Ah! Minha vida foi longa, hoje eu sei
Por caminhos de rosas ou espinhos
Por ter amores e paixões eu encontrei
Quantas delícias entre mesas e bons vinhos
Mas, me parece tudo um sonho do passado
Minha potência, meu vigor, minha beleza
Agora acordo e vejo tudo transformado
E das alegrias vem do fundo uma tristeza
Cada memória que existe em minha mente
Mas não encontro quando olho no espelho
Mesmo que use a minha melhor lente
A consciência, enfim tá despertando
Num mundo carregado de vermelho
Quero voltar a dormir... me aniquilando
Quando digo pra você eu tenho fome
E tu me oferece um prato de comida
Não percebe o que tanto me consome
É o desejo de tê-la em minha vida
Quando eu digo pra você, eu tenho sede
E tu me oferece um mero copo d’água
Não é de água que pereço, em mim crede
É de tua boca, para mim sexuada
Porém não posso meus desejos confessar
Como dizer para ti minha agonia?
Da qual eu sinto minha alma sufocar?
Como posso te dizer, sem medo de açoite
Te mostrar meu coração ao meio-dia
Se ele vive encarcerado à meia-noite?
O meu amor por ti é proibido
Puro tabu, grande contravenção
Não sei se sentes como eu tal emoção
Deixa-me ser, querida, um mero amigo
Será que este amor tão proibido
Gera a causa da minha grande dor?
Que transforma o doce mel em amargor?
Palavras de carinho em som maldito?
Mesmo assim não desiste o coração
Se não pode os lábios, beija a tua mão
De querer-te amante, sou teu amigo
Construo na mente a fantasia louca
De um dia poder beijar a tua boca
Tornar real este sonho tão antigo
Taça de fel para mim, tu se tornou
O que era tão gostoso, puro mel
O tempo sem clemência transformou
Neste inferno que antes era o céu
Quando penso tão grande nosso amor
Que causou entre os deuses tal ciúme
E num feitiço nos encheu de amargor
Do brilho estelar, um mero vagalume
Mas a lembrança, doce-mel, não se apaga
E por mais que peça a Deus que traga
Não é o doce que sinto, é amargura
Quem me dera mudar minha desdita
Mas ninguém a minha vida facilita
Quem se importa minha sina, noite escura?

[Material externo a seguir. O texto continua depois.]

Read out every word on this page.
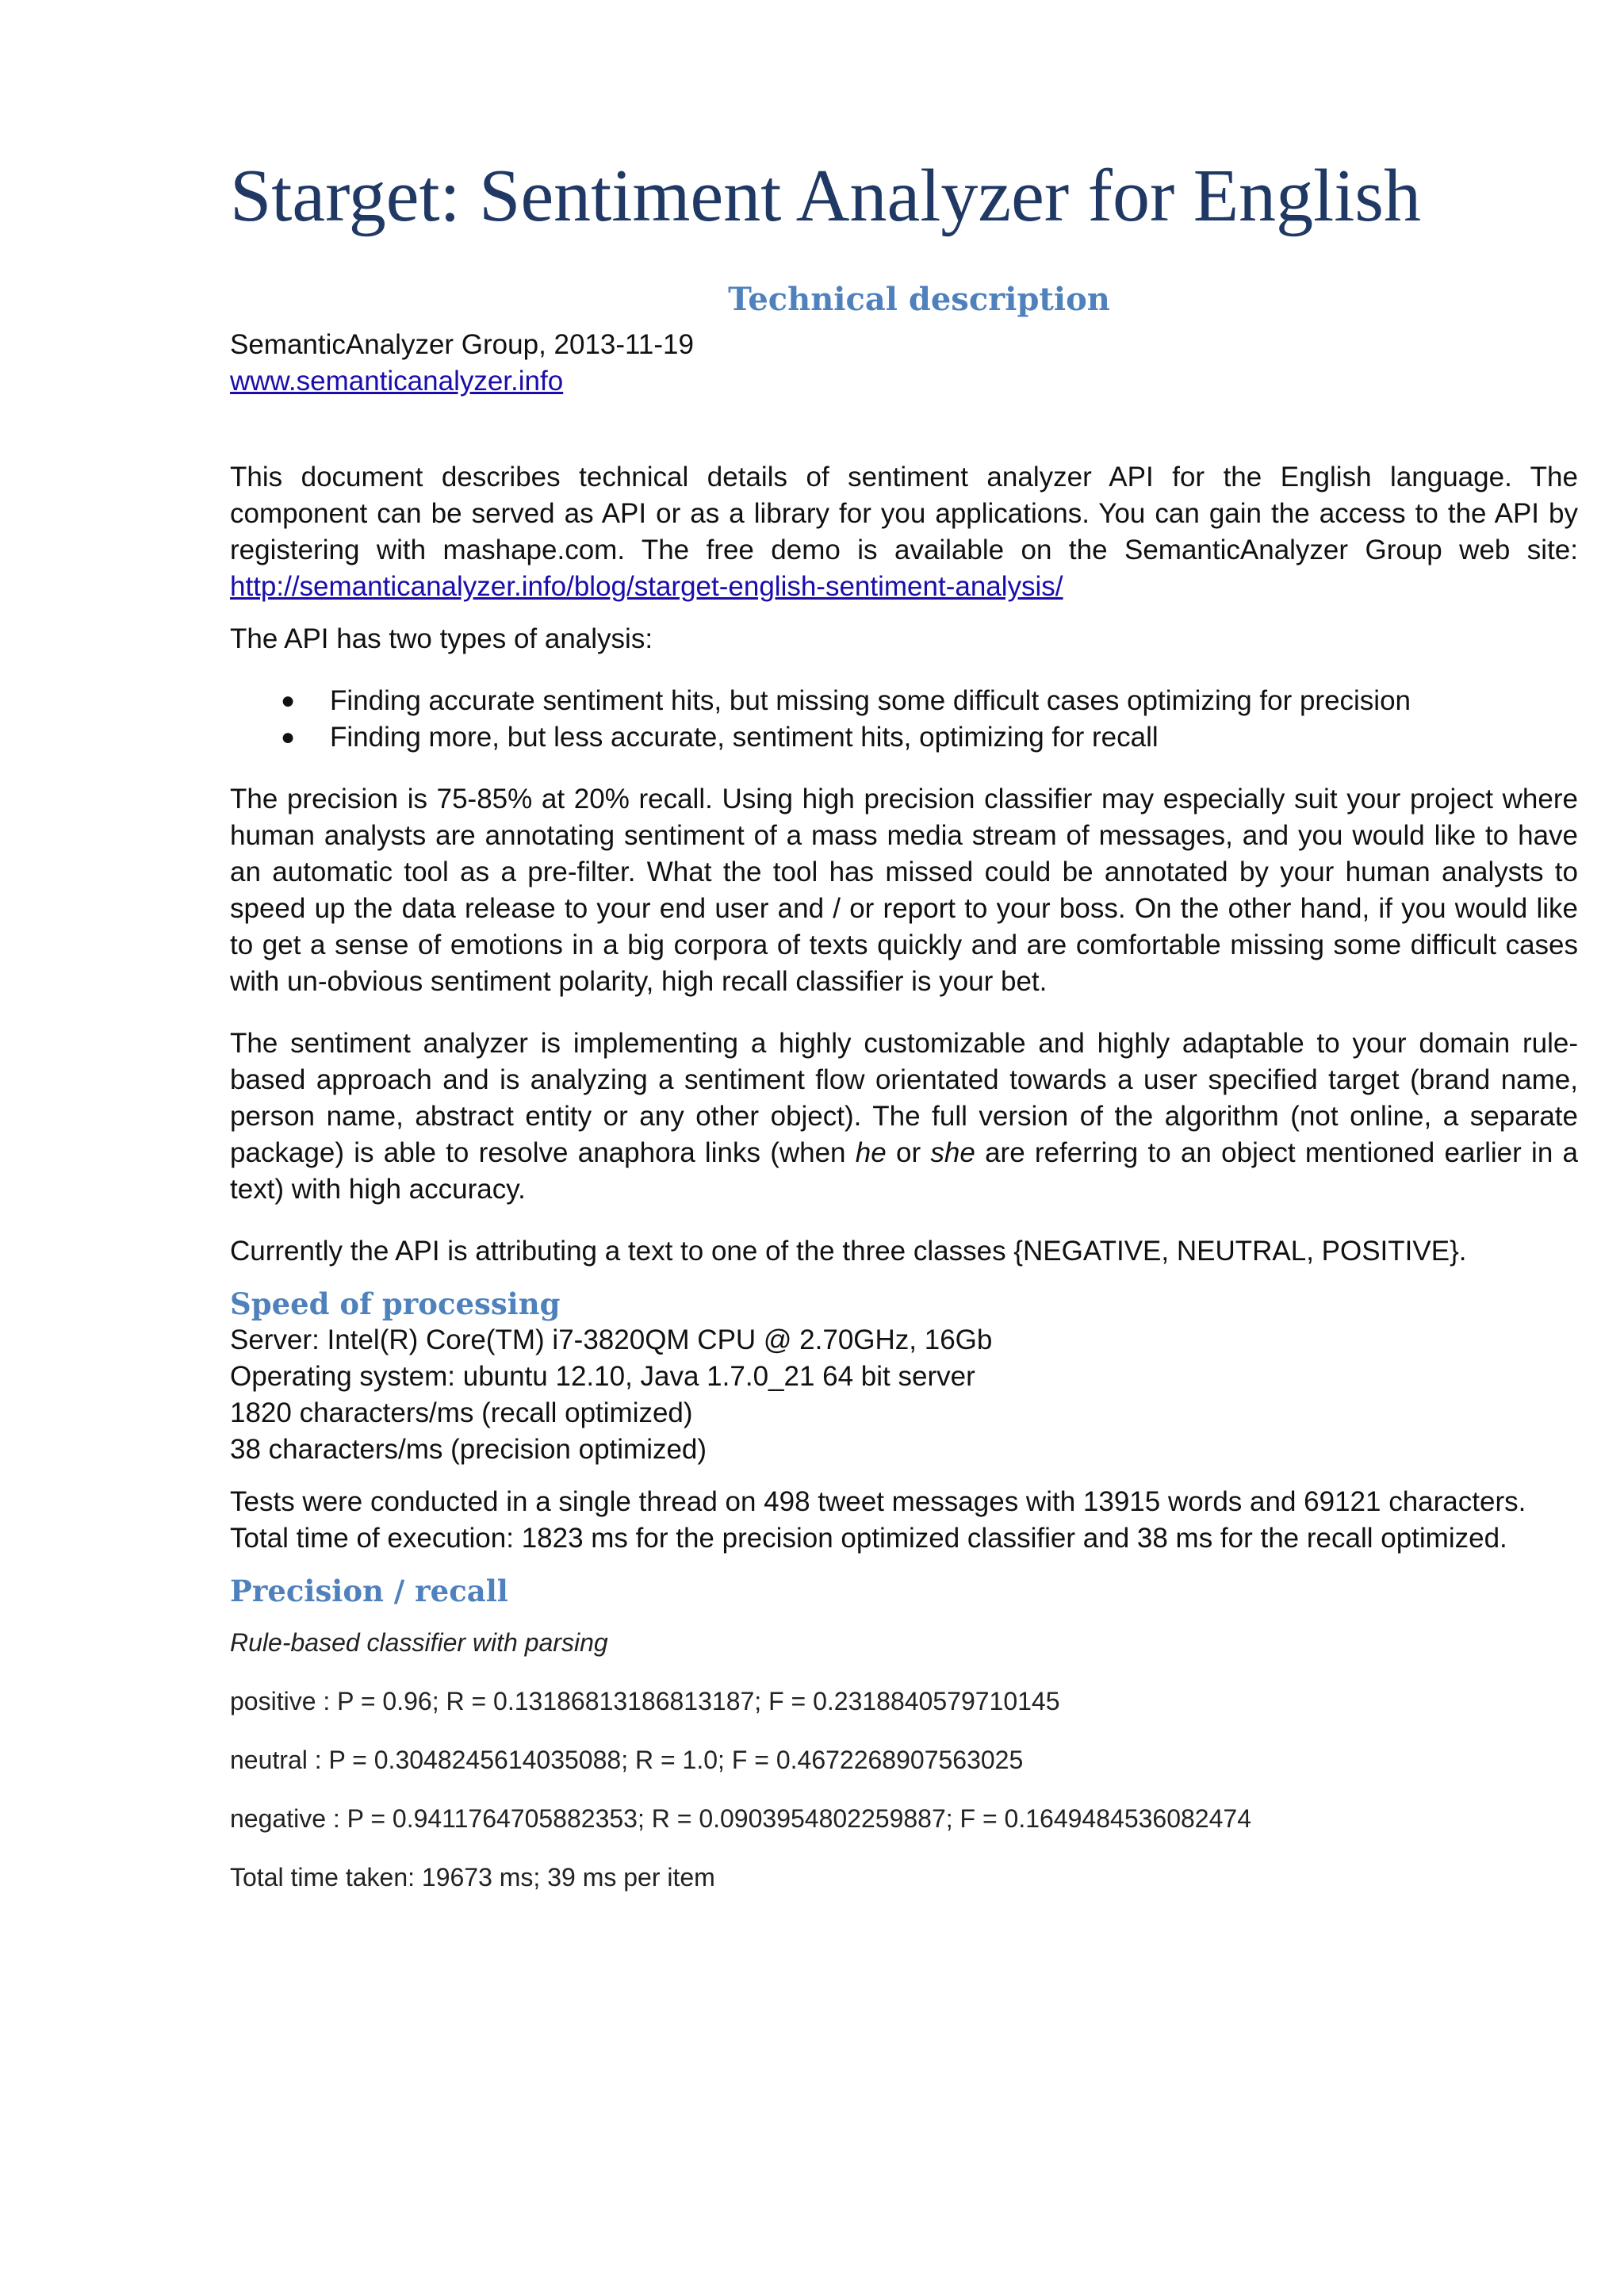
Starget: Sentiment Analyzer for English
Technical description

SemanticAnalyzer Group, 2013-11-19

www.semanticanalyzer.info

This document describes technical details of sentiment analyzer API for the English language. The component can be served as API or as a library for you applications. You can gain the access to the API by registering with mashape.com. The free demo is available on the SemanticAnalyzer Group web site: http://semanticanalyzer.info/blog/starget-english-sentiment-analysis/

The API has two types of analysis:

● Finding accurate sentiment hits, but missing some difficult cases optimizing for precision
● Finding more, but less accurate, sentiment hits, optimizing for recall

The precision is 75-85% at 20% recall. Using high precision classifier may especially suit your project where human analysts are annotating sentiment of a mass media stream of messages, and you would like to have an automatic tool as a pre-filter. What the tool has missed could be annotated by your human analysts to speed up the data release to your end user and / or report to your boss. On the other hand, if you would like to get a sense of emotions in a big corpora of texts quickly and are comfortable missing some difficult cases with un-obvious sentiment polarity, high recall classifier is your bet.

The sentiment analyzer is implementing a highly customizable and highly adaptable to your domain rule-based approach and is analyzing a sentiment flow orientated towards a user specified target (brand name, person name, abstract entity or any other object). The full version of the algorithm (not online, a separate package) is able to resolve anaphora links (when he or she are referring to an object mentioned earlier in a text) with high accuracy.

Currently the API is attributing a text to one of the three classes {NEGATIVE, NEUTRAL, POSITIVE}.

Speed of processing

Server: Intel(R) Core(TM) i7-3820QM CPU @ 2.70GHz, 16Gb

Operating system: ubuntu 12.10, Java 1.7.0_21 64 bit server

1820 characters/ms (recall optimized)

38 characters/ms (precision optimized)

Tests were conducted in a single thread on 498 tweet messages with 13915 words and 69121 characters. Total time of execution: 1823 ms for the precision optimized classifier and 38 ms for the recall optimized.

Precision / recall

Rule-based classifier with parsing

positive : P = 0.96; R = 0.13186813186813187; F = 0.2318840579710145

neutral : P = 0.3048245614035088; R = 1.0; F = 0.4672268907563025

negative : P = 0.9411764705882353; R = 0.0903954802259887; F = 0.1649484536082474

Total time taken: 19673 ms; 39 ms per item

O carro avança por estrada afora
Pavimentada de tristeza e mágoa
Nem os pássaros que cantam nesta hora
Fazem enxugar dos meus olhos a água
Ela não quer a minha companhia
Não se importa com a minha solidão
Que na curva eu capote e vá pra tumba feia
Sem ato de amor ou consolação
Por que eu tenho que ainda viajar?
Se assim aumenta minha saudade?
E cada metro percorrido parece perguntar...
Ei! Cadê ela, a musa que eu via ao teu lado?
E que com ela nós fazíamos a Trindade?
Eu, só contigo, é puro e acre enfado!